Je pensais depuis toujours être quelqu’un d’extraverti, mais ça dépend vachement des situations, car il en existe où je ne peux pas bouger tant elles me glacent les os. En règle générale j’ai tendance justement à me montrer, sans doute à me mettre en avant, et j’aime pas trop l’idée de se mettre en avant (vantardise, prétention) donc c’est ici un peu difficile de se l’avouer. Je suis là pour ça, me faire violence. Enfin un peu, tant que c’est supportable disons. Je suis quelqu’un qui parle fort en société, le premier à m’exciter pour un rien, c’est communicatif, ça met de l’ambiance. Ça meuble. Je meuble… avec ma grande gueule.

Je suis un meuble, le genre bruyant, une enceinte 1200 Watts RMS posée dans une clairière éclairée par la lune et les phares de quelques camtars. Je peux me permettre de le dire, moi, que je suis un meuble, mais il n’est pas question d’accepter qu’un tiers le fasse. Je me juge, j’en ai besoin, je m’évalue, c’est nécessaire pour que je comprenne tous les tenants et les aboutissants de ce qui se passe dans mon crâne. En outre, je ne supporte pas d’être jugé, que ce soit en bien ou en mal. Et là, je deviens l’extraverti qui est pas content et qui le fait savoir. Selon l’état ça peut partir loin, ou rester léger, ça dépend.

Je pense être davantage extraverti qu’introverti néanmoins. Lorsque mon tempérament prend la seconde forme, et commence à bouder, si on peut dire, là je deviens insupportable. On ne me comprend pas, et on ne fait même pas l’effort de tenter de le faire, alors je vomit ma bile verbale sur tout ce qui bouge.
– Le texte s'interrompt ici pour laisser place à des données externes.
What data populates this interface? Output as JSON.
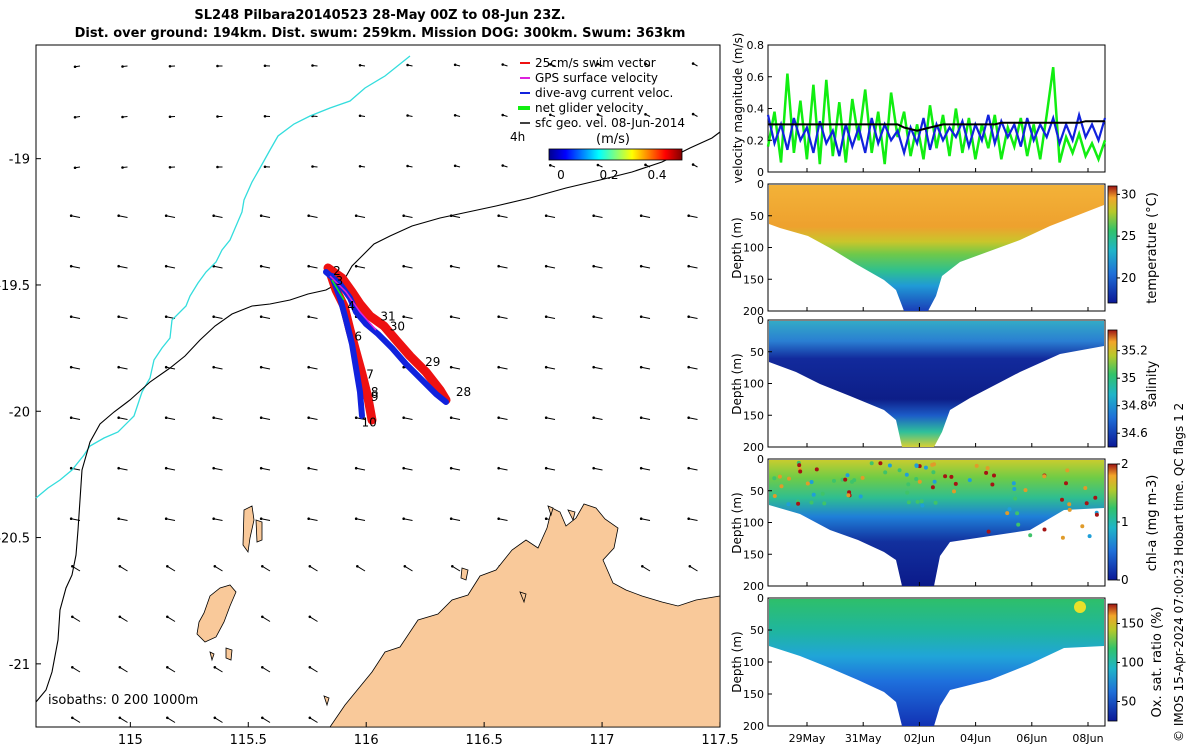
{
  "header": {
    "title_line1": "SL248 Pilbara20140523 28-May 00Z to 08-Jun 23Z.",
    "title_line2": "Dist. over ground: 194km. Dist. swum: 259km. Mission DOG: 300km. Swum: 363km"
  },
  "copyright": "© IMOS 15-Apr-2024 07:00:23 Hobart time. QC flags 1  2",
  "colors": {
    "land": "#f9c99a",
    "coast_line": "#000000",
    "isobath_200": "#000000",
    "isobath_1000": "#33dddd",
    "swim": "#ee1111",
    "gps": "#dd22dd",
    "dive_avg": "#1122dd",
    "net": "#11ee11",
    "sfc_geo": "#000000"
  },
  "chart_data": [
    {
      "type": "map",
      "xlim": [
        114.6,
        117.5
      ],
      "ylim": [
        -21.25,
        -18.55
      ],
      "x_ticks": [
        "115",
        "115.5",
        "116",
        "116.5",
        "117",
        "117.5"
      ],
      "y_ticks": [
        "-19",
        "-19.5",
        "-20",
        "-20.5",
        "-21"
      ],
      "legend": {
        "placement": "top-right",
        "items": [
          {
            "label": "25cm/s swim vector",
            "color": "#ee1111"
          },
          {
            "label": "GPS surface velocity",
            "color": "#dd22dd"
          },
          {
            "label": "dive-avg current veloc.",
            "color": "#1122dd"
          },
          {
            "label": "net glider velocity",
            "color": "#11ee11"
          },
          {
            "label": "sfc geo. vel. 08-Jun-2014",
            "color": "#000000"
          }
        ],
        "note_4h": "4h",
        "colorbar_title": "(m/s)",
        "colorbar_ticks": [
          "0",
          "0.2",
          "0.4"
        ]
      },
      "isobaths_label": "isobaths: 0   200  1000m",
      "track_day_labels": [
        {
          "text": "2",
          "lon": 115.86,
          "lat": -19.46
        },
        {
          "text": "3",
          "lon": 115.87,
          "lat": -19.5
        },
        {
          "text": "4",
          "lon": 115.92,
          "lat": -19.6
        },
        {
          "text": "31",
          "lon": 116.06,
          "lat": -19.64
        },
        {
          "text": "30",
          "lon": 116.1,
          "lat": -19.68
        },
        {
          "text": "6",
          "lon": 115.95,
          "lat": -19.72
        },
        {
          "text": "29",
          "lon": 116.25,
          "lat": -19.82
        },
        {
          "text": "7",
          "lon": 116.0,
          "lat": -19.87
        },
        {
          "text": "8",
          "lon": 116.02,
          "lat": -19.94
        },
        {
          "text": "28",
          "lon": 116.38,
          "lat": -19.94
        },
        {
          "text": "9",
          "lon": 116.02,
          "lat": -19.96
        },
        {
          "text": "10",
          "lon": 115.98,
          "lat": -20.06
        }
      ]
    },
    {
      "type": "line",
      "ylabel": "velocity magnitude (m/s)",
      "ylim": [
        0,
        0.8
      ],
      "y_ticks": [
        "0",
        "0.2",
        "0.4",
        "0.6",
        "0.8"
      ],
      "series": [
        {
          "color": "#11ee11",
          "values": [
            0.16,
            0.38,
            0.06,
            0.62,
            0.12,
            0.45,
            0.08,
            0.55,
            0.05,
            0.58,
            0.1,
            0.44,
            0.06,
            0.46,
            0.2,
            0.52,
            0.12,
            0.38,
            0.05,
            0.5,
            0.22,
            0.38,
            0.1,
            0.3,
            0.08,
            0.42,
            0.15,
            0.36,
            0.1,
            0.4,
            0.12,
            0.34,
            0.08,
            0.3,
            0.15,
            0.36,
            0.08,
            0.28,
            0.16,
            0.34,
            0.1,
            0.3,
            0.08,
            0.36,
            0.66,
            0.06,
            0.22,
            0.12,
            0.24,
            0.1,
            0.18,
            0.08,
            0.2
          ]
        },
        {
          "color": "#1122dd",
          "values": [
            0.36,
            0.18,
            0.3,
            0.14,
            0.34,
            0.2,
            0.28,
            0.12,
            0.32,
            0.18,
            0.26,
            0.1,
            0.3,
            0.16,
            0.28,
            0.12,
            0.34,
            0.18,
            0.3,
            0.2,
            0.26,
            0.12,
            0.28,
            0.18,
            0.34,
            0.14,
            0.3,
            0.2,
            0.28,
            0.22,
            0.32,
            0.16,
            0.3,
            0.2,
            0.36,
            0.18,
            0.32,
            0.22,
            0.3,
            0.16,
            0.34,
            0.2,
            0.3,
            0.22,
            0.34,
            0.18,
            0.3,
            0.2,
            0.36,
            0.22,
            0.3,
            0.2,
            0.34
          ]
        },
        {
          "color": "#000000",
          "values": [
            0.3,
            0.3,
            0.3,
            0.3,
            0.3,
            0.3,
            0.3,
            0.3,
            0.3,
            0.3,
            0.3,
            0.3,
            0.3,
            0.3,
            0.3,
            0.3,
            0.3,
            0.3,
            0.3,
            0.3,
            0.3,
            0.28,
            0.27,
            0.26,
            0.27,
            0.28,
            0.29,
            0.3,
            0.3,
            0.3,
            0.3,
            0.3,
            0.3,
            0.3,
            0.3,
            0.3,
            0.31,
            0.31,
            0.31,
            0.31,
            0.31,
            0.31,
            0.31,
            0.31,
            0.31,
            0.31,
            0.31,
            0.31,
            0.31,
            0.32,
            0.32,
            0.32,
            0.32
          ]
        }
      ]
    },
    {
      "type": "heatmap",
      "variable": "temperature",
      "ylabel": "Depth (m)",
      "ylim": [
        0,
        200
      ],
      "y_ticks": [
        "0",
        "50",
        "100",
        "150",
        "200"
      ],
      "colorbar_label": "temperature (°C)",
      "colorbar_ticks": [
        "20",
        "25",
        "30"
      ],
      "colorbar_range": [
        17,
        31
      ]
    },
    {
      "type": "heatmap",
      "variable": "salinity",
      "ylabel": "Depth (m)",
      "ylim": [
        0,
        200
      ],
      "y_ticks": [
        "0",
        "50",
        "100",
        "150",
        "200"
      ],
      "colorbar_label": "salinity",
      "colorbar_ticks": [
        "34.6",
        "34.8",
        "35",
        "35.2"
      ],
      "colorbar_range": [
        34.5,
        35.35
      ]
    },
    {
      "type": "heatmap",
      "variable": "chl-a",
      "ylabel": "Depth (m)",
      "ylim": [
        0,
        200
      ],
      "y_ticks": [
        "0",
        "50",
        "100",
        "150",
        "200"
      ],
      "colorbar_label": "chl-a (mg m-3)",
      "colorbar_ticks": [
        "0",
        "1",
        "2"
      ],
      "colorbar_range": [
        0,
        2
      ]
    },
    {
      "type": "heatmap",
      "variable": "oxygen",
      "ylabel": "Depth (m)",
      "ylim": [
        0,
        200
      ],
      "y_ticks": [
        "0",
        "50",
        "100",
        "150",
        "200"
      ],
      "x_ticks": [
        "29May",
        "31May",
        "02Jun",
        "04Jun",
        "06Jun",
        "08Jun"
      ],
      "colorbar_label": "Ox. sat. ratio (%)",
      "colorbar_ticks": [
        "50",
        "100",
        "150"
      ],
      "colorbar_range": [
        25,
        175
      ]
    }
  ]
}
Et toute ma haine sort.

Extraverti, introverti, et même ambiverti, tout ça c’est bien beau, mais il faudrait creuser, se documenter plus qu’en surface, lire du Jung par exemple. Or, rien que les extraits que j’ai lu sont très difficiles pour une compréhension basique, moyenne, donc le reste sera probablement du même acabit. Mais y a plein de littératures diverses sur le sujet, des super médiocres de type Victor Douillard, voyant à la retraite, aux super scientifiques, avec méthode zététique appliquée.
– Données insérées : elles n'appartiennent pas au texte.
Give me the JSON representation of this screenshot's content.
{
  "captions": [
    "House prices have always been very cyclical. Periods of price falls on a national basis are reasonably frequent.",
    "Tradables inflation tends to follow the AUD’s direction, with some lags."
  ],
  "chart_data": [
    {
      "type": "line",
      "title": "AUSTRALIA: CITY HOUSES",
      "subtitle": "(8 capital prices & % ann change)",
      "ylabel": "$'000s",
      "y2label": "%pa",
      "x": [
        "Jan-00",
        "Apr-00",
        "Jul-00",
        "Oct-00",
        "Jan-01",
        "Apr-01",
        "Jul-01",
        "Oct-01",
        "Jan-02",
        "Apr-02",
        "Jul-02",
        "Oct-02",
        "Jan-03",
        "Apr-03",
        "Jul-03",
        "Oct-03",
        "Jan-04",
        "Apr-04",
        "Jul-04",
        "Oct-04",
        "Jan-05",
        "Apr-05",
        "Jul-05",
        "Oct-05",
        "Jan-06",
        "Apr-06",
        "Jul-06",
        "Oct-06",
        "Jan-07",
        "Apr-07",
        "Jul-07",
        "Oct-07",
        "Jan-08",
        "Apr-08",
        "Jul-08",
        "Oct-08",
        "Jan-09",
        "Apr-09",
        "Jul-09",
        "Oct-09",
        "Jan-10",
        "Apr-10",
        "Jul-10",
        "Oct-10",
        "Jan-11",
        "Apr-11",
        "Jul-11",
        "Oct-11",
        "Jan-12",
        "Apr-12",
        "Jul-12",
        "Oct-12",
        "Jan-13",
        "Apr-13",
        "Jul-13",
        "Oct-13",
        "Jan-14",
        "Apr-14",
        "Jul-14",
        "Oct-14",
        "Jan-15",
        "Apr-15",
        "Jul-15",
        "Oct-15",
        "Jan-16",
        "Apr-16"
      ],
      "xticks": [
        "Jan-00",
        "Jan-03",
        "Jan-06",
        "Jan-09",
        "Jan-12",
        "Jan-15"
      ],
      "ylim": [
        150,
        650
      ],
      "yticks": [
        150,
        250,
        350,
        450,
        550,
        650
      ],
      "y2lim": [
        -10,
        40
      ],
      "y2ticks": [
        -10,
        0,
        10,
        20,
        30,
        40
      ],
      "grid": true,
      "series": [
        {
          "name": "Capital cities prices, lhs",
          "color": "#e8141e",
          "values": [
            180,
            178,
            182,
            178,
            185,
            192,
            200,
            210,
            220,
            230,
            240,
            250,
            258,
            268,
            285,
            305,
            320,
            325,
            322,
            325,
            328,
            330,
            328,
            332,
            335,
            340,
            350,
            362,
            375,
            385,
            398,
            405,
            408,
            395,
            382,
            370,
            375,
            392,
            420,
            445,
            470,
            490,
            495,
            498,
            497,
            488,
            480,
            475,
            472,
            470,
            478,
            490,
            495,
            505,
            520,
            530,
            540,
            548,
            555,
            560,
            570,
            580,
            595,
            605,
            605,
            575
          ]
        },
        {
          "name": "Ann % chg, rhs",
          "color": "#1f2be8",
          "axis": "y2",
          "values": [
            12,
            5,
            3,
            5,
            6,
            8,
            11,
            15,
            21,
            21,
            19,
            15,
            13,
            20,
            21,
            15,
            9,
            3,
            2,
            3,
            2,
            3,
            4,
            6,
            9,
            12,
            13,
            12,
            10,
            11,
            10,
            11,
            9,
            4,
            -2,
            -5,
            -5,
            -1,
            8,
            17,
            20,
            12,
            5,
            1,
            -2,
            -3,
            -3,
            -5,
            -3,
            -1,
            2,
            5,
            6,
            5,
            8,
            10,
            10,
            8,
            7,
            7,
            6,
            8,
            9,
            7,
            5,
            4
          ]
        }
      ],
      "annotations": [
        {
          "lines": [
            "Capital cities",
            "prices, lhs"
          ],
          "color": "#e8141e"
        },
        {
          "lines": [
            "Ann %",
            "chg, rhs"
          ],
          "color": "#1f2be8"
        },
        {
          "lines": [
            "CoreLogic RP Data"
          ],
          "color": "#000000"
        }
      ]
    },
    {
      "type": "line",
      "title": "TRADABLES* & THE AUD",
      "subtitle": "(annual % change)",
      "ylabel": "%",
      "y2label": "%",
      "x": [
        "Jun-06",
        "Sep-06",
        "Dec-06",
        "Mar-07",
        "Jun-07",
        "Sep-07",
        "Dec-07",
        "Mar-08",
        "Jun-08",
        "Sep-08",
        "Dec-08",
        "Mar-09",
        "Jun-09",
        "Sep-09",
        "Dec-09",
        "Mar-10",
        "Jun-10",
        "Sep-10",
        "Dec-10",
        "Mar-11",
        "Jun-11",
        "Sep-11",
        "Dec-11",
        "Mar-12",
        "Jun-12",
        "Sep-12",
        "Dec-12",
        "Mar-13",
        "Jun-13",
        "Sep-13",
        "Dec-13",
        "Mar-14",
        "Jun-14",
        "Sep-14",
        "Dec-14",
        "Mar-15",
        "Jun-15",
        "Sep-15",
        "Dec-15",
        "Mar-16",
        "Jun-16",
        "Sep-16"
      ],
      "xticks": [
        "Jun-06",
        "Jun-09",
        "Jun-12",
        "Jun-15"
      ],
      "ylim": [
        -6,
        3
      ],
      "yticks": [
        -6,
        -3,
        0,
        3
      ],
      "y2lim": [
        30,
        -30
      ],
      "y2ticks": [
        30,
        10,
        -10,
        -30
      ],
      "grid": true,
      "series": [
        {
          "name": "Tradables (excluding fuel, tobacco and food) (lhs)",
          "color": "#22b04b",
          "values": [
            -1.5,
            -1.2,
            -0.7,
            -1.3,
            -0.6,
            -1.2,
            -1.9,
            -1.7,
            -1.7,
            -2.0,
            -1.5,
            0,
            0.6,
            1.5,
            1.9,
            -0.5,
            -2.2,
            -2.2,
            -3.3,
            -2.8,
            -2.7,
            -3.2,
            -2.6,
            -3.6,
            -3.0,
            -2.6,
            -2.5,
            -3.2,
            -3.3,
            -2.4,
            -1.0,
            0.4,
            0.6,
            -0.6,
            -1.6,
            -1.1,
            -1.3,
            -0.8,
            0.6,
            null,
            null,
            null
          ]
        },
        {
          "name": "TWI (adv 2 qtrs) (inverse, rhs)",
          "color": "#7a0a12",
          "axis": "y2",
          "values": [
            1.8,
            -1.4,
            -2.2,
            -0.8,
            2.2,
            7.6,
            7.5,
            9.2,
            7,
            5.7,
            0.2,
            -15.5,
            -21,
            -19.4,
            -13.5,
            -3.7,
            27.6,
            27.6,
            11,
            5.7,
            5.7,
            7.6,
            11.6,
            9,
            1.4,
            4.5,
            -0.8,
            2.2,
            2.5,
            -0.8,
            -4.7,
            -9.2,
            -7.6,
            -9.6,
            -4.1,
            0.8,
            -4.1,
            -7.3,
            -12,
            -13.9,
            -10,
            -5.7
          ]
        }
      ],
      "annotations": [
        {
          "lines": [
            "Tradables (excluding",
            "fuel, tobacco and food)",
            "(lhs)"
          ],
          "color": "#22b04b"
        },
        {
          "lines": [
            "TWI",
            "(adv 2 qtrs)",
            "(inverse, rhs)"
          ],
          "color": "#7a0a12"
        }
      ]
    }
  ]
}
La raison de faire ce type d’étude, c’est d’en apprendre plus sur soi-même, car c’est évident, ce sont des choses qui ont été observées et qui semblent agir de manière similaire sur des individus différents. Les explications qui ont pu être couchées sur papier par des personnes sérieuses, de telle ou telle réaction générique, peuvent être enrichissantes et aider à avancer dans nos constructions mentales.